Every UK taxpayer gets a slice of tax-free income each year, but earn too much and HMRC quietly takes it away.
Earn a penny under £12,570 this tax year and you will pay no Income Tax at all. Earn a penny over £125,140 and you will pay tax on every pound you earn, because the Personal Allowance has been entirely withdrawn. That gap between £12,570 and £125,140 is one of the most consequential in the UK tax system, yet millions of people do not realise how it works, or whether they are getting the right amount in the first place.
The allowance sits at the bottom of the Income Tax bands, acting as a zero-rate band before the 20% basic rate kicks in. Think of it as the first £12,570 of your income being taxed at 0%. Everything above that threshold, up to £50,270, is taxed at 20%. Income between £50,270 and £125,140 is taxed at 40%. Above £125,140, you are in the 45% additional rate band and you have no Personal Allowance left.
For employees, the allowance is built into your tax code. The most common code, 1257L, which represents the standard £12,570 allowance, tells your employer how much to pay you before applying PAYE deductions. You do not need to claim it or fill in a form; it is baked into the payroll system.
For sole traders and the self-employed filing a Self Assessment return, the allowance is deducted from your total income when calculating your tax bill. If your profit is £20,000, only £7,430 of that is taxable at the basic rate.
This is the part of the Personal Allowance that catches high earners by surprise. Once your adjusted net income crosses £100,000, HMRC begins withdrawing the allowance at a rate of £1 for every £2 of income above that level. By the time you reach £125,140, the allowance is completely gone.
The consequence is a marginal tax rate of 60% on income between £100,000 and £125,140. You are paying 40% Income Tax on that income, plus you are losing allowance that would have sheltered other income from 40% tax, and the two effects stack.
| Income Measure | Amount |
|---|---|
| Total income | £110,000 |
| Excess above £100,000 | £10,000 |
| Allowance lost (÷2) | £5,000 |
| Remaining Personal Allowance | £7,570 |
| Taxable income | £102,430 |
Compared with someone earning exactly £100,000 who keeps the full £12,570 allowance, that additional £10,000 of income creates £6,000 of extra tax.
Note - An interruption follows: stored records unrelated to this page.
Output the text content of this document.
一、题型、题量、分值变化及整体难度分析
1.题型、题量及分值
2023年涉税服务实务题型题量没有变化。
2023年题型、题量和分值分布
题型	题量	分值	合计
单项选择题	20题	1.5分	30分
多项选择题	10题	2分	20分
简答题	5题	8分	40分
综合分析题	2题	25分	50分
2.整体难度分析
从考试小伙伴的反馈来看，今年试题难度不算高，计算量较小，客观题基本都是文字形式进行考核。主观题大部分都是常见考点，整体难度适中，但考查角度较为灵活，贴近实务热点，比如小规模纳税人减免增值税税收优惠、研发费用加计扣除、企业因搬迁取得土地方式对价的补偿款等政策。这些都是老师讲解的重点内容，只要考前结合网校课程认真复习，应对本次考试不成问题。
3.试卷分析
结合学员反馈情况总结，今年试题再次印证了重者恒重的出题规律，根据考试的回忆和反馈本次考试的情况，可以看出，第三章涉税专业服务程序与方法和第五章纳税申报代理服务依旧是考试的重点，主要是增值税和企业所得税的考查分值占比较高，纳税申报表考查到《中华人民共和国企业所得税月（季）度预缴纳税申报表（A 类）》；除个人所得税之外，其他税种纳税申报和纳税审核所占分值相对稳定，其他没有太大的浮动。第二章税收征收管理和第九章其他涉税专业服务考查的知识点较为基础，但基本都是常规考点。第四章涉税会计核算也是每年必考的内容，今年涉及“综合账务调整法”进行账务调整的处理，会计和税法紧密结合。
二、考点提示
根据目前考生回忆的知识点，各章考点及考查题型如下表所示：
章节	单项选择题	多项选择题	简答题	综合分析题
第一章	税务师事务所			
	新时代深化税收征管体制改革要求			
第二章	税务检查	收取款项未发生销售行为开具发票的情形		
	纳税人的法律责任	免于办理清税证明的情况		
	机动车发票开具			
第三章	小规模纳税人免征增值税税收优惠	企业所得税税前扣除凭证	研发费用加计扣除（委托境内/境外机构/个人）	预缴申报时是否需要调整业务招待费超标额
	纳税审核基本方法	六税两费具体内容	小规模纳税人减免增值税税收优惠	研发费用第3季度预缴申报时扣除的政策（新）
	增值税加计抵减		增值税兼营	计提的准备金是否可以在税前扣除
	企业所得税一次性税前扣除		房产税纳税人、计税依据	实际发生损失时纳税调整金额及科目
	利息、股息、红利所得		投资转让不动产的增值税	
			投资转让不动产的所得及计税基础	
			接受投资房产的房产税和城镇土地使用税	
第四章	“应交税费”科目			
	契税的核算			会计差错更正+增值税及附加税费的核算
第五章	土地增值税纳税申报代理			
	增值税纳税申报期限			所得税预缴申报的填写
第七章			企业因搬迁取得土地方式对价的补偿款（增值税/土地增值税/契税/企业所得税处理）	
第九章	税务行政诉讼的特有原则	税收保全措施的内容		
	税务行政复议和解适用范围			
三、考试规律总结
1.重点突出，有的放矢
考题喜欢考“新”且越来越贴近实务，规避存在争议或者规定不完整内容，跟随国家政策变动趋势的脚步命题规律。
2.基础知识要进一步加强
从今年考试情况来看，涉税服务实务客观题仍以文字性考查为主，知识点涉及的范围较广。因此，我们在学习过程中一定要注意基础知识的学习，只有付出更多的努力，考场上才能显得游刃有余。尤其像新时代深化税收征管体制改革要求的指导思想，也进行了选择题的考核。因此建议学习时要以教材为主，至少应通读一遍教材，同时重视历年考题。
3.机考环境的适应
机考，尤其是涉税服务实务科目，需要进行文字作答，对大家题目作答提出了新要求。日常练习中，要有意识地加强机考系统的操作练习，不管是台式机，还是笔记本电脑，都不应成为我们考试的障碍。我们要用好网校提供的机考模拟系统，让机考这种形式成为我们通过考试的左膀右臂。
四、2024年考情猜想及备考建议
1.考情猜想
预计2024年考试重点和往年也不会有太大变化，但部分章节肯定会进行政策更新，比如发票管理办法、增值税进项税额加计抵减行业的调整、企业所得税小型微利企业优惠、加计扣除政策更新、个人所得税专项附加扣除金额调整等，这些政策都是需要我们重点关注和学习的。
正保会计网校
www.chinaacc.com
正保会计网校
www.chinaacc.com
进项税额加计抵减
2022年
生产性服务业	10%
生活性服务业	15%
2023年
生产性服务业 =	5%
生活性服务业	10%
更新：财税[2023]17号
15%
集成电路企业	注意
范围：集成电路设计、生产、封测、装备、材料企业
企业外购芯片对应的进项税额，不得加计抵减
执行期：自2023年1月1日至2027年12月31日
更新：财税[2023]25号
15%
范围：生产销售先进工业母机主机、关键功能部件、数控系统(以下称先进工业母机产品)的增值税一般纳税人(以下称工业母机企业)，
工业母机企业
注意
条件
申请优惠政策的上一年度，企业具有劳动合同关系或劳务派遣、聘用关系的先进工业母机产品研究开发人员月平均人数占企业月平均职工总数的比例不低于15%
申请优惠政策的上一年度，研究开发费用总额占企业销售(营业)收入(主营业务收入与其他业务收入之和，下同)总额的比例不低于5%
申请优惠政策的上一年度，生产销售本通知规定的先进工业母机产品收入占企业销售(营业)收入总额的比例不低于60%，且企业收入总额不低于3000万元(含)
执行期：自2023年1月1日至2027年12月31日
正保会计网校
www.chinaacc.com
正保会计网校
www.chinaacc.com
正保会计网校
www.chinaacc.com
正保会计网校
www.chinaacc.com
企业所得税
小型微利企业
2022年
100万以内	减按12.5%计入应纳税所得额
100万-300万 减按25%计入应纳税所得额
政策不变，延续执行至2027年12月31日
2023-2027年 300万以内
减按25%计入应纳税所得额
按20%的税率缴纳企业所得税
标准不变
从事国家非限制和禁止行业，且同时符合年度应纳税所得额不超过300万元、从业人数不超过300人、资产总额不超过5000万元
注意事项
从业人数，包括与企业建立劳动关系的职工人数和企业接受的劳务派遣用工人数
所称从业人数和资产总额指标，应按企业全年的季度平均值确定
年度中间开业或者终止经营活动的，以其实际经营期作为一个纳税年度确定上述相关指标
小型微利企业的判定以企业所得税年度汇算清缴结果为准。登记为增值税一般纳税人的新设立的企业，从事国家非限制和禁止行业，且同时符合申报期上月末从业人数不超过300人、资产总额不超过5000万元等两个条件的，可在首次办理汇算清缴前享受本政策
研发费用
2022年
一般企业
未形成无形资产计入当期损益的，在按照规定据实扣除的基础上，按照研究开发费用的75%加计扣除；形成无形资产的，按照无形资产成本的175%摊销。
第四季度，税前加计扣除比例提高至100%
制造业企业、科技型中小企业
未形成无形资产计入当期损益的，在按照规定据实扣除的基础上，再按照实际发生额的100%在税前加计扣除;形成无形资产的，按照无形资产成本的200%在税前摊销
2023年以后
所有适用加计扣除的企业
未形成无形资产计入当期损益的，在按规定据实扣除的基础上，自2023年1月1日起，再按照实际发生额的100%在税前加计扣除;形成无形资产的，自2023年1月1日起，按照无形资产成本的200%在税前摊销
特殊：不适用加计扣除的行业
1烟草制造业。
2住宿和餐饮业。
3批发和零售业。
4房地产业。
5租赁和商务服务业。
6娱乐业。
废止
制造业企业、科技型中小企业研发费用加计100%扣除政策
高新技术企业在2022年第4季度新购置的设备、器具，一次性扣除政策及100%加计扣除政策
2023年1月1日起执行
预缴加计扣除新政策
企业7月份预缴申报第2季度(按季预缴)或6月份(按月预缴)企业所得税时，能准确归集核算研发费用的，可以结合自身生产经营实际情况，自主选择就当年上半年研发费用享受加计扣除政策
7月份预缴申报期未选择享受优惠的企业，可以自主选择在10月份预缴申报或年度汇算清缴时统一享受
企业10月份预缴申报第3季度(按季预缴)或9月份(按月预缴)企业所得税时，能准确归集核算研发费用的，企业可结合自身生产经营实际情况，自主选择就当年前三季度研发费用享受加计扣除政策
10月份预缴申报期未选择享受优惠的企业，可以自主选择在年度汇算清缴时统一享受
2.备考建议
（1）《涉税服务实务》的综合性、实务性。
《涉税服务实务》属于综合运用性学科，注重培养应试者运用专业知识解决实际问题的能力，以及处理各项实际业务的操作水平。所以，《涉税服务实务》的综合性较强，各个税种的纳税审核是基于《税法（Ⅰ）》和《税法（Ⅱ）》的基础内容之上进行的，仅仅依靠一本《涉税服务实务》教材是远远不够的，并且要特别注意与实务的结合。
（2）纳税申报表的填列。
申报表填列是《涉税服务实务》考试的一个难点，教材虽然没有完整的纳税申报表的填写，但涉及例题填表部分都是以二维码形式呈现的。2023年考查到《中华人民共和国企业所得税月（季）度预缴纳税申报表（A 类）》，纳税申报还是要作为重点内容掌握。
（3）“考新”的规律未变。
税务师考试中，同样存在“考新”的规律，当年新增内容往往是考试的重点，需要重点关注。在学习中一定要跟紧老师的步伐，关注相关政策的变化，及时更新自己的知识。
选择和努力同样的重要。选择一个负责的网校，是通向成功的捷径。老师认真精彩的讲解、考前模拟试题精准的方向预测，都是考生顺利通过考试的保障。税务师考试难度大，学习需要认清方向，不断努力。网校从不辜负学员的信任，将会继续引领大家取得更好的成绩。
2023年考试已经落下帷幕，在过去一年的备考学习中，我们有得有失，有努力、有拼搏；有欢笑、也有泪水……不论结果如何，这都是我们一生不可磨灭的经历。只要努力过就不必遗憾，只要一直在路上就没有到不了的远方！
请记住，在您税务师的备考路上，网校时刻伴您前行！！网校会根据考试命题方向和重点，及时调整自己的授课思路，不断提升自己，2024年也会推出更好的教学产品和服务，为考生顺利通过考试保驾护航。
That is a 60p tax bill on each additional pound, not 40p.
The practical fix many accountants recommend is making pension contributions or Gift Aid donations before the tax year ends. Both reduce your adjusted net income and can pull you back below £100,000, restoring some or all of the allowance.
Not everyone gets the standard £12,570. Several groups receive a different figure.
Blind Person's Allowance adds £3,070 to your Personal Allowance for 2025/26, bringing your total tax-free amount to £15,640 if you are registered blind or severely sight-impaired.
Marriage Allowance lets one partner transfer £1,260 of their unused Personal Allowance to the other, reducing the recipient's tax bill by up to £252 a year. It only applies where one partner earns below the Personal Allowance and the other is a basic-rate taxpayer.
Non-residents may not be entitled to the full Personal Allowance, depending on their country of residence and whether a double-taxation agreement applies.
High earners face the taper described above. If HMRC has been notified of income above £100,000 through a Self Assessment return, your tax code will already reflect a reduced allowance for the current year.
HMRC does not always get tax codes right first time. If you have started a second job, taken on freelance income, or had a change in circumstances, the code your employer is using might be too high or too low, meaning you are either underpaying or overpaying tax right now.
A code that is too low means money is being deducted from your pay that you are legally entitled to keep. A code that is too high means a tax bill is quietly accumulating, and HMRC will chase it via an adjustment or a Self Assessment return.
The quickest way to spot a problem is to check your tax code directly through your HMRC personal tax account. It takes a few minutes and can surface errors that have been quietly affecting your pay for months.
If you want to see exactly what a corrected allowance means for your monthly take-home, the TapTax salary tax calculator lets you model different income levels and allowance amounts side by side.
The Personal Allowance has been stuck at £12,570 since April 2021, and the government has confirmed it will stay there until at least April 2028. In a period of wage growth and inflation, a frozen allowance is a stealth tax rise.
Consider this: in April 2021 the average UK full-time salary was around £31,400. By 2024 it had risen to over £35,000. The allowance has not moved, which means more of each salary increase is being taxed at 20% rather than sheltered. The Office for Budget Responsibility estimated in 2024 that the freeze would drag an additional 3.2 million people into paying Income Tax by 2028 compared with a scenario in which the allowance had risen with inflation.
For sole traders, the effect is compounded. Rising costs mean higher turnover to maintain the same profit, but the tax-free slice of that profit has not grown with it.
The Personal Allowance freeze means that every pay rise you get between now and 2028 is taxed slightly harder than the last one, whether HMRC mentions it or not.